PCs, as a highly confident aspect that refreshes the cycle, offer much larger and better screens, as well as a variety of games that are also engaging and much more deeply engaging than previously. Users frequently upgrade to a new device, and the country's cycle times will continue to get shorter.
With the release of the new Intel 13th generation processor, the company is emphasizing its ability to handle multi-threaded workloads, which entail running numerous concurrent tasks that are better and more quickly managed with more CPU threads, which is something the 13th generation chips from Intel offers.
As multi-threaded workloads benefit from the increased E-Core count, gamers will likely focus on recording their gameplay and streaming it to YouTube or friends. As a result, Kamath predicts that the "game plus stream plus record" trend will gain much traction. This (the increased E-Core count) is excellent for that kind of experience (3).

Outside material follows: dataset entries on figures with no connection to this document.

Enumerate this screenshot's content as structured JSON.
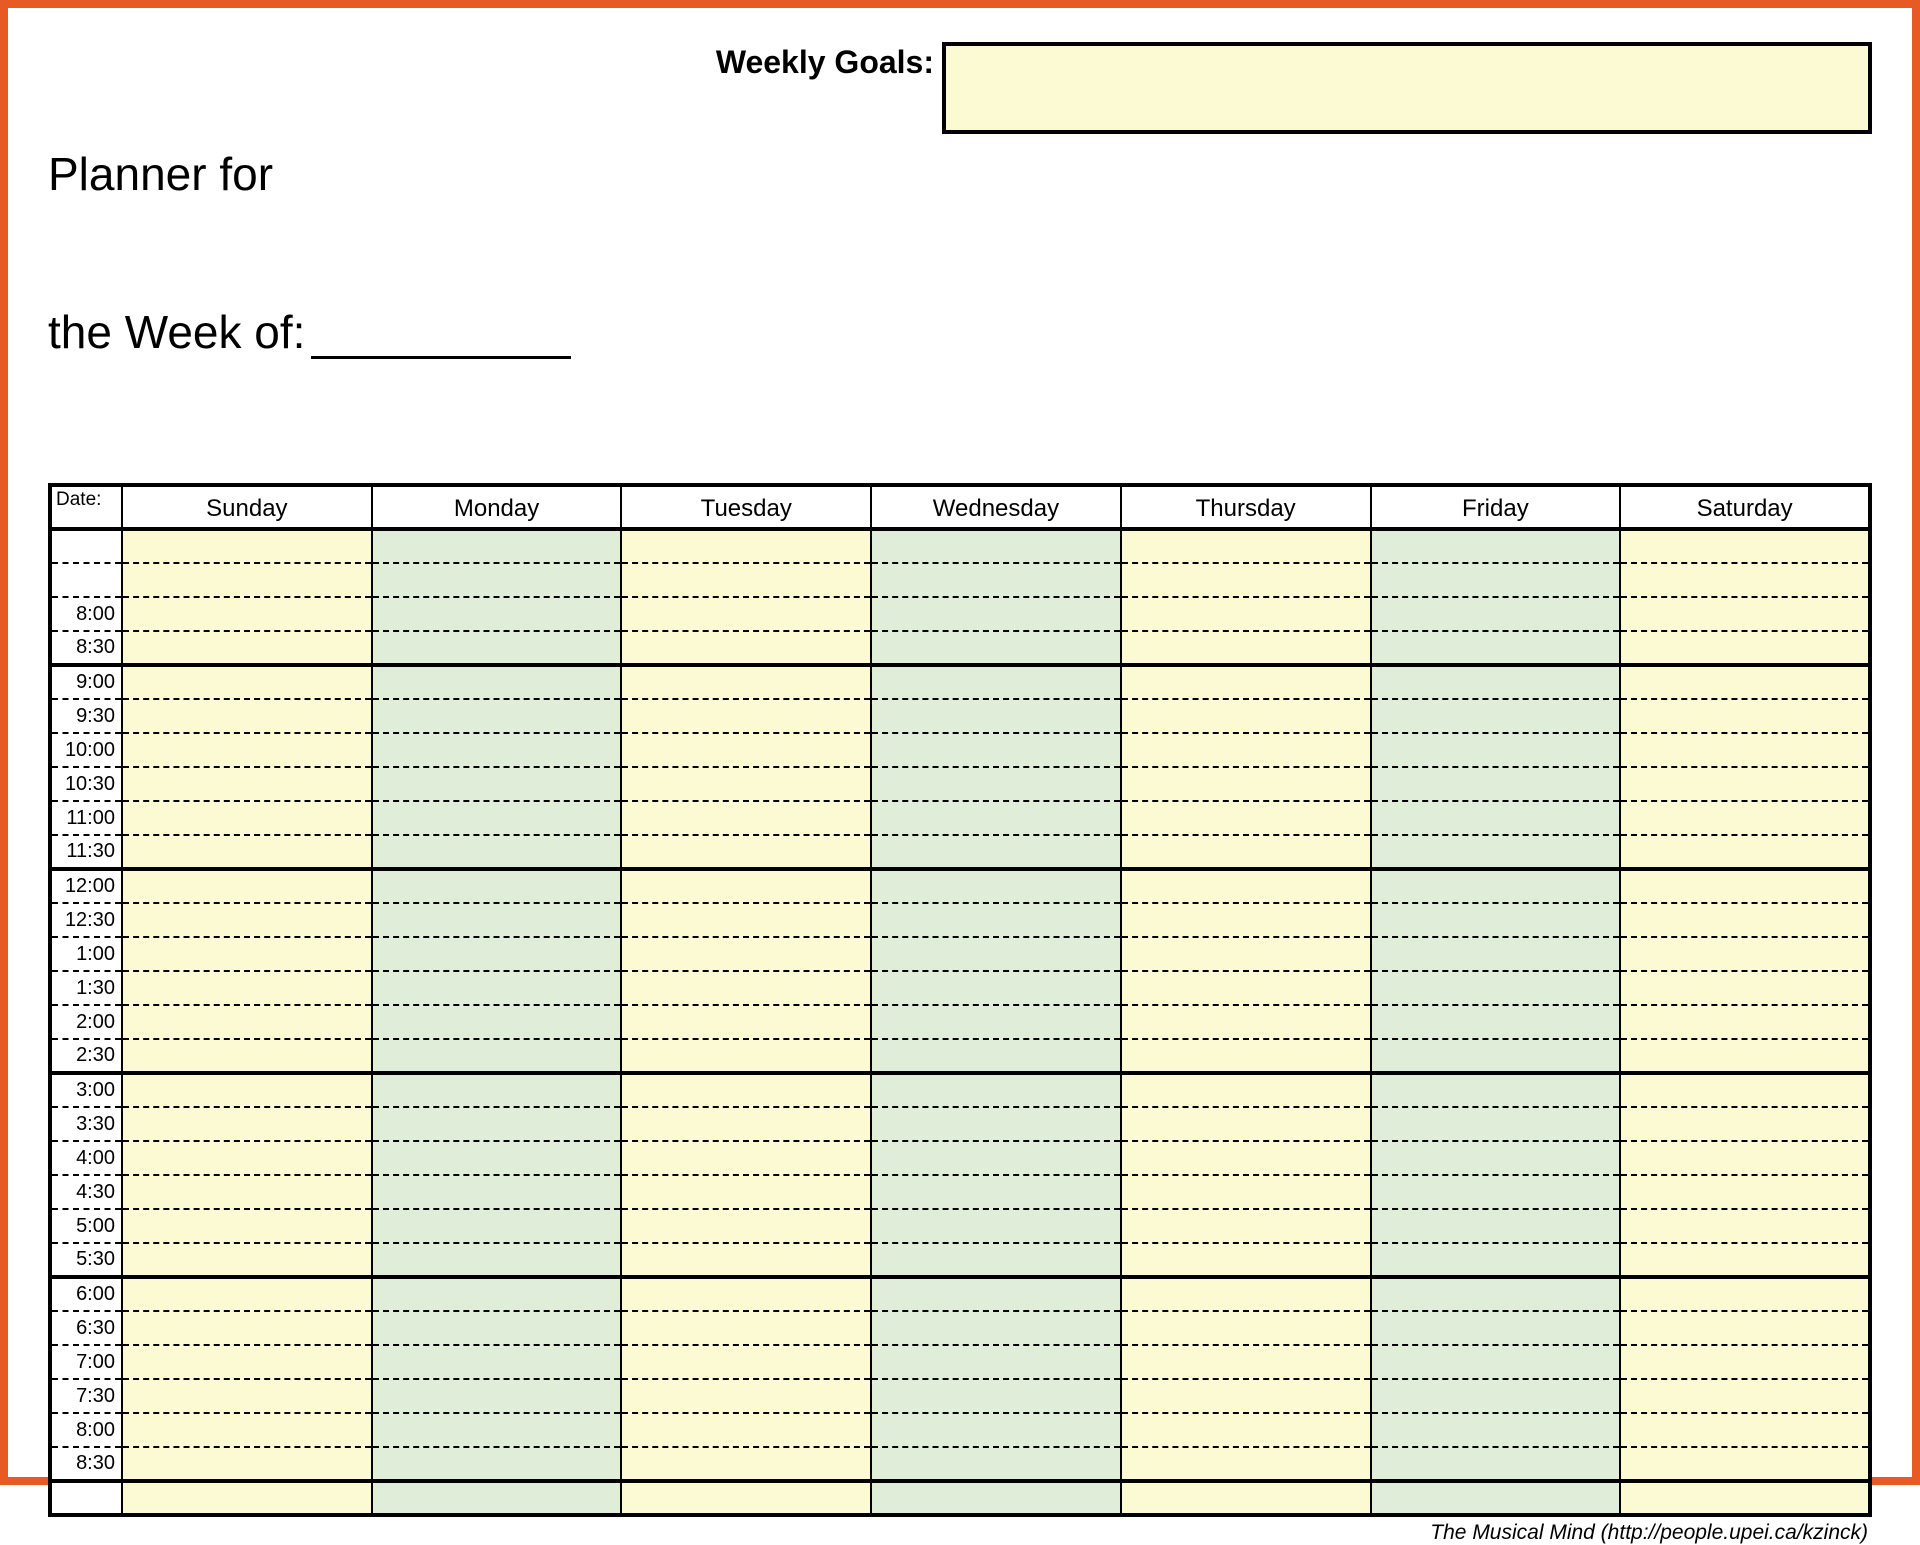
{
  "frame_color": "#e85a24",
  "colors": {
    "cream": "#fbfad2",
    "sage": "#e0edd8",
    "border": "#000000",
    "background": "#ffffff"
  },
  "title": {
    "line1": "Planner for",
    "line2_prefix": "the Week of:"
  },
  "goals": {
    "label": "Weekly Goals:"
  },
  "table": {
    "date_label": "Date:",
    "days": [
      "Sunday",
      "Monday",
      "Tuesday",
      "Wednesday",
      "Thursday",
      "Friday",
      "Saturday"
    ],
    "day_shade": [
      "cream",
      "sage",
      "cream",
      "sage",
      "cream",
      "sage",
      "cream"
    ],
    "time_slots": [
      {
        "label": "",
        "sep": "dashed"
      },
      {
        "label": "",
        "sep": "dashed"
      },
      {
        "label": "8:00",
        "sep": "dashed"
      },
      {
        "label": "8:30",
        "sep": "block"
      },
      {
        "label": "9:00",
        "sep": "dashed"
      },
      {
        "label": "9:30",
        "sep": "dashed"
      },
      {
        "label": "10:00",
        "sep": "dashed"
      },
      {
        "label": "10:30",
        "sep": "dashed"
      },
      {
        "label": "11:00",
        "sep": "dashed"
      },
      {
        "label": "11:30",
        "sep": "block"
      },
      {
        "label": "12:00",
        "sep": "dashed"
      },
      {
        "label": "12:30",
        "sep": "dashed"
      },
      {
        "label": "1:00",
        "sep": "dashed"
      },
      {
        "label": "1:30",
        "sep": "dashed"
      },
      {
        "label": "2:00",
        "sep": "dashed"
      },
      {
        "label": "2:30",
        "sep": "block"
      },
      {
        "label": "3:00",
        "sep": "dashed"
      },
      {
        "label": "3:30",
        "sep": "dashed"
      },
      {
        "label": "4:00",
        "sep": "dashed"
      },
      {
        "label": "4:30",
        "sep": "dashed"
      },
      {
        "label": "5:00",
        "sep": "dashed"
      },
      {
        "label": "5:30",
        "sep": "block"
      },
      {
        "label": "6:00",
        "sep": "dashed"
      },
      {
        "label": "6:30",
        "sep": "dashed"
      },
      {
        "label": "7:00",
        "sep": "dashed"
      },
      {
        "label": "7:30",
        "sep": "dashed"
      },
      {
        "label": "8:00",
        "sep": "dashed"
      },
      {
        "label": "8:30",
        "sep": "block"
      },
      {
        "label": "",
        "sep": "final"
      }
    ]
  },
  "footer": "The Musical Mind   (http://people.upei.ca/kzinck)"
}
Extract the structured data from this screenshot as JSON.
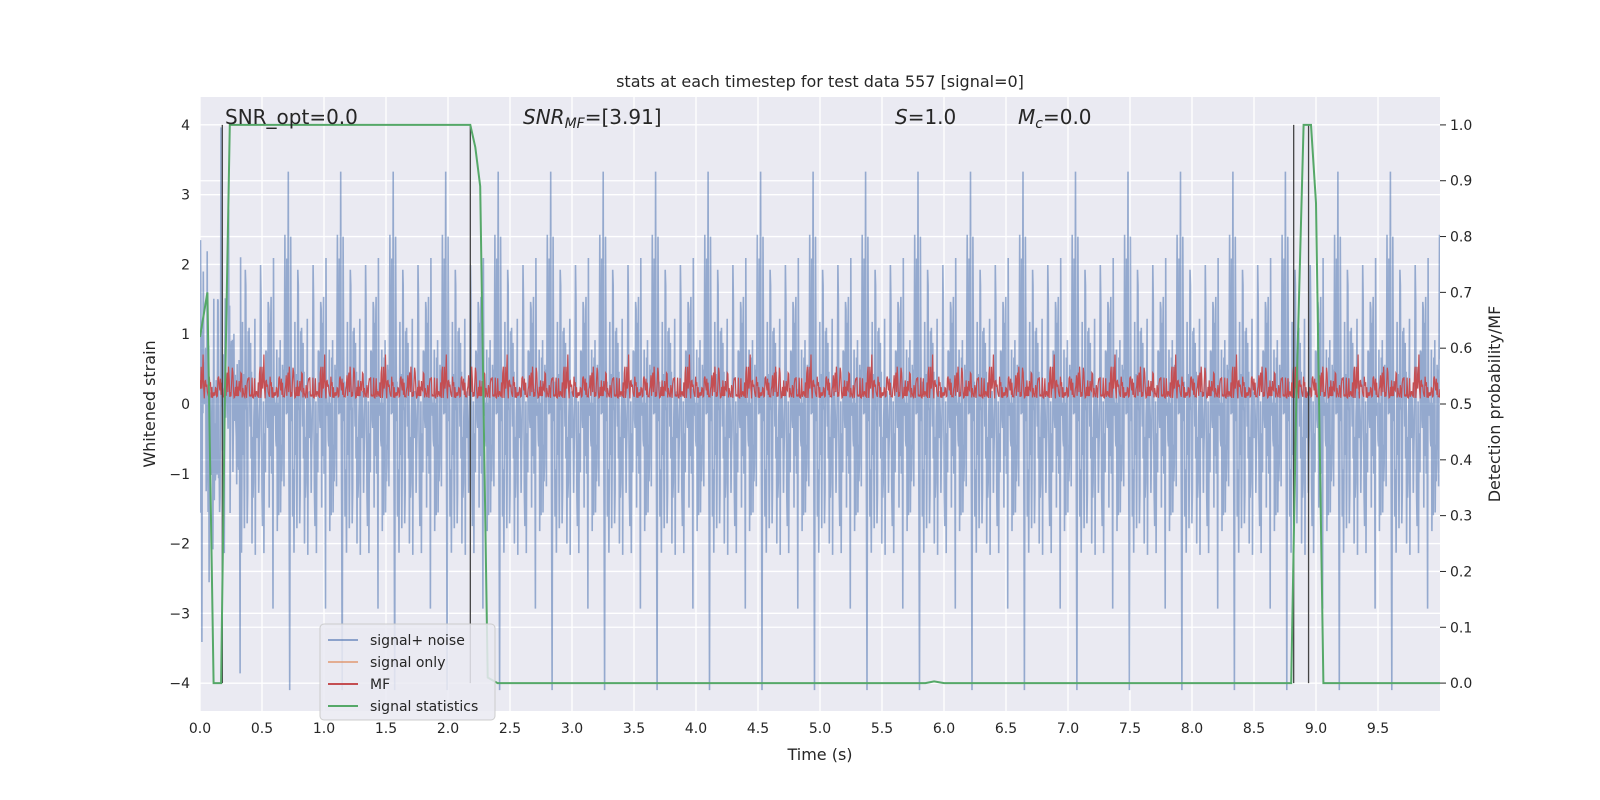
{
  "chart_data": {
    "type": "line",
    "title": "stats at each timestep for test data 557 [signal=0]",
    "xlabel": "Time (s)",
    "ylabel": "Whitened strain",
    "ylabel_right": "Detection probability/MF",
    "xlim": [
      0,
      10
    ],
    "ylim": [
      -4.4,
      4.4
    ],
    "ylim_right": [
      -0.05,
      1.05
    ],
    "x_ticks": [
      "0.0",
      "0.5",
      "1.0",
      "1.5",
      "2.0",
      "2.5",
      "3.0",
      "3.5",
      "4.0",
      "4.5",
      "5.0",
      "5.5",
      "6.0",
      "6.5",
      "7.0",
      "7.5",
      "8.0",
      "8.5",
      "9.0",
      "9.5"
    ],
    "y_ticks": [
      "4",
      "3",
      "2",
      "1",
      "0",
      "−1",
      "−2",
      "−3",
      "−4"
    ],
    "y_ticks_right": [
      "1.0",
      "0.9",
      "0.8",
      "0.7",
      "0.6",
      "0.5",
      "0.4",
      "0.3",
      "0.2",
      "0.1",
      "0.0"
    ],
    "grid": true,
    "legend_position": "lower-left",
    "annotations": {
      "snr_opt": "SNR_opt=0.0",
      "snr_mf_base": "SNR",
      "snr_mf_sub": "MF",
      "snr_mf_rest": "=[3.91]",
      "s_italic": "S",
      "s_rest": "=1.0",
      "mc_base": "M",
      "mc_sub": "c",
      "mc_rest": "=0.0"
    },
    "series": [
      {
        "name": "signal+ noise",
        "color": "#4c72b0",
        "axis": "left",
        "noise_amplitude": 2.4
      },
      {
        "name": "signal only",
        "color": "#dd8452",
        "axis": "left",
        "values": []
      },
      {
        "name": "MF",
        "color": "#c44e52",
        "axis": "right",
        "mean": 0.53,
        "range": [
          0.51,
          0.62
        ]
      },
      {
        "name": "signal statistics",
        "color": "#55a868",
        "axis": "right",
        "x": [
          0.0,
          0.06,
          0.11,
          0.17,
          0.2,
          0.24,
          0.3,
          2.18,
          2.22,
          2.26,
          2.32,
          2.4,
          5.85,
          5.92,
          6.0,
          8.8,
          8.84,
          8.9,
          8.96,
          9.0,
          9.06,
          10.0
        ],
        "y": [
          0.62,
          0.7,
          0.0,
          0.0,
          0.5,
          1.0,
          1.0,
          1.0,
          0.96,
          0.89,
          0.01,
          0.0,
          0.0,
          0.003,
          0.0,
          0.0,
          0.5,
          1.0,
          1.0,
          0.86,
          0.0,
          0.0
        ]
      }
    ],
    "vertical_markers_x": [
      0.18,
      2.18,
      8.82,
      8.94
    ]
  }
}
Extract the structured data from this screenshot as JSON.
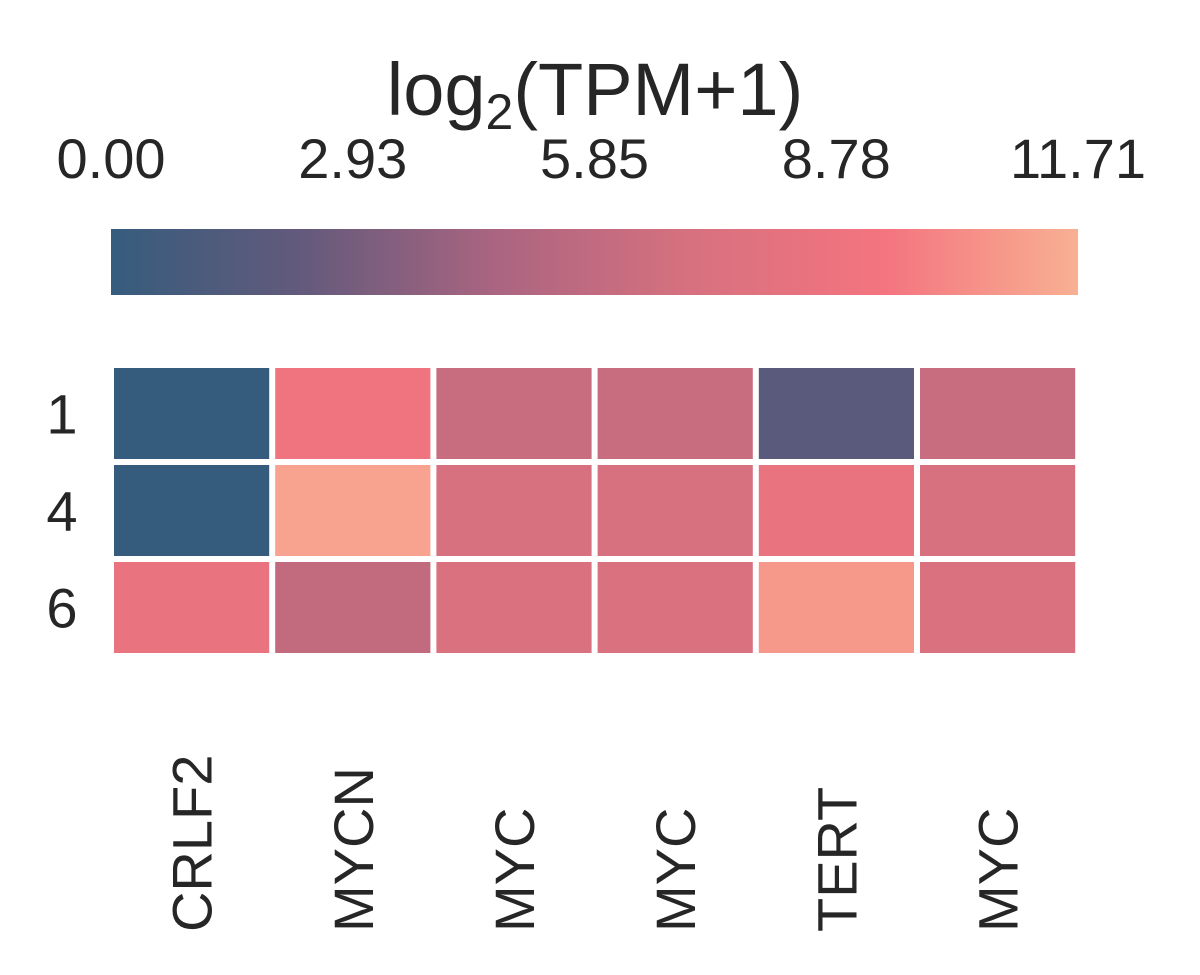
{
  "chart_data": {
    "type": "heatmap",
    "title": {
      "prefix": "log",
      "subscript": "2",
      "suffix": "(TPM+1)"
    },
    "colorbar": {
      "min": 0.0,
      "max": 11.71,
      "ticks": [
        "0.00",
        "2.93",
        "5.85",
        "8.78",
        "11.71"
      ],
      "orientation": "horizontal",
      "placement": "top",
      "palette": [
        "#365c7d",
        "#645a7c",
        "#ab6580",
        "#d7717f",
        "#f4747f",
        "#f8b093"
      ]
    },
    "rows": [
      "1",
      "4",
      "6"
    ],
    "columns": [
      "CRLF2",
      "MYCN",
      "MYC",
      "MYC",
      "TERT",
      "MYC"
    ],
    "values": [
      [
        0.0,
        9.0,
        6.2,
        6.2,
        1.8,
        6.2
      ],
      [
        0.0,
        11.2,
        7.0,
        7.0,
        8.5,
        7.0
      ],
      [
        8.5,
        5.9,
        7.3,
        7.3,
        10.8,
        7.3
      ]
    ],
    "grid": false,
    "cell_gap": "white"
  }
}
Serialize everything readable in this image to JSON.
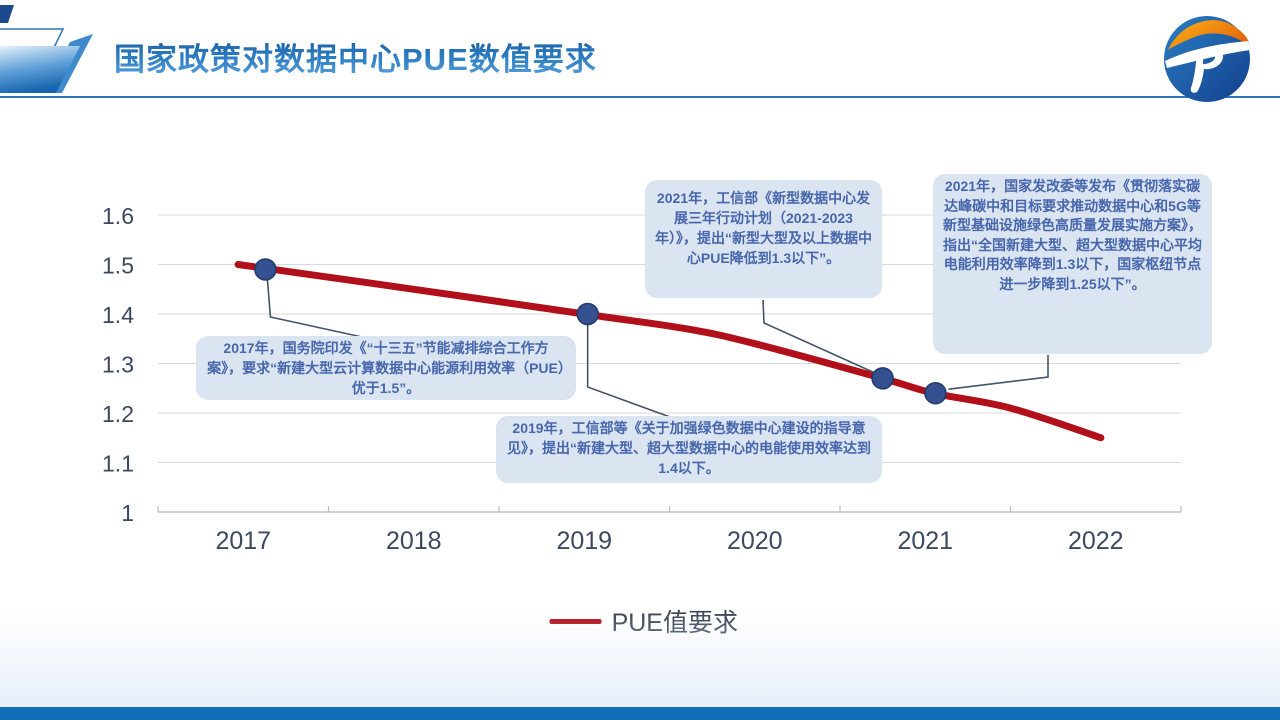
{
  "header": {
    "title": "国家政策对数据中心PUE数值要求"
  },
  "legend": {
    "label": "PUE值要求",
    "line_color": "#b1101a"
  },
  "callouts": {
    "y2017": {
      "text": "2017年，国务院印发《“十三五”节能减排综合工作方案》，要求“新建大型云计算数据中心能源利用效率（PUE）优于1.5”。"
    },
    "y2019": {
      "text": "2019年，工信部等《关于加强绿色数据中心建设的指导意见》，提出“新建大型、超大型数据中心的电能使用效率达到1.4以下。"
    },
    "miit2021": {
      "text": "2021年，工信部《新型数据中心发展三年行动计划（2021-2023年）》，提出“新型大型及以上数据中心PUE降低到1.3以下”。"
    },
    "ndrc2021": {
      "text": "2021年，国家发改委等发布《贯彻落实碳达峰碳中和目标要求推动数据中心和5G等新型基础设施绿色高质量发展实施方案》，指出“全国新建大型、超大型数据中心平均电能利用效率降到1.3以下，国家枢纽节点进一步降到1.25以下”。"
    }
  },
  "chart_data": {
    "type": "line",
    "title": "",
    "xlabel": "",
    "ylabel": "",
    "xlim": [
      2016.5,
      2022.5
    ],
    "ylim": [
      1.0,
      1.6
    ],
    "x_ticks": [
      2017,
      2018,
      2019,
      2020,
      2021,
      2022
    ],
    "y_ticks": [
      1,
      1.1,
      1.2,
      1.3,
      1.4,
      1.5,
      1.6
    ],
    "grid": true,
    "legend_position": "bottom",
    "series": [
      {
        "name": "PUE值要求",
        "color": "#b1101a",
        "points": [
          [
            2016.97,
            1.5
          ],
          [
            2018,
            1.45
          ],
          [
            2019,
            1.4
          ],
          [
            2019.6,
            1.37
          ],
          [
            2020,
            1.34
          ],
          [
            2020.75,
            1.27
          ],
          [
            2021.05,
            1.24
          ],
          [
            2021.5,
            1.21
          ],
          [
            2022.03,
            1.15
          ]
        ]
      }
    ],
    "markers": [
      {
        "year": 2017.13,
        "value": 1.49,
        "callout": "y2017",
        "marker_color": "#35508e"
      },
      {
        "year": 2019.02,
        "value": 1.4,
        "callout": "y2019",
        "marker_color": "#35508e"
      },
      {
        "year": 2020.75,
        "value": 1.27,
        "callout": "miit2021",
        "marker_color": "#35508e"
      },
      {
        "year": 2021.06,
        "value": 1.24,
        "callout": "ndrc2021",
        "marker_color": "#35508e"
      }
    ]
  }
}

He also emphasized that Intel has made it even simpler for customers to try new things, including overclocking, which is the practice of operating a CPU at rates higher than the manufacturers. As an illustration, Intel provides XTU, a Windows-based performance-tuning program that enables new and seasoned enthusiasts to overclock, monitor, and stress a system.
With unlocked Intel processors, Intel XMP 3.0 (4) lets users overclock RAM. Along with the new i9-13900K, Intel introduced its 13th-generation desktop processor in India in October. This processor generation had 22 processors across segments. The new CPUs offer complete PCIe 5.0 support and are compatible with motherboards running either the older Intel 600 or, the more recent Intel 700 series chipset.
The chips are hybrid in terms of their backward and forward compatibility, as they can be used with both DDR4 and DDR5 memory. Compared to AMD's new Ryzen 7000 series chipsets (5), which only support DDR5 memory and require an AM5 slot motherboard update to be used, this gave a significant advantage to Intel.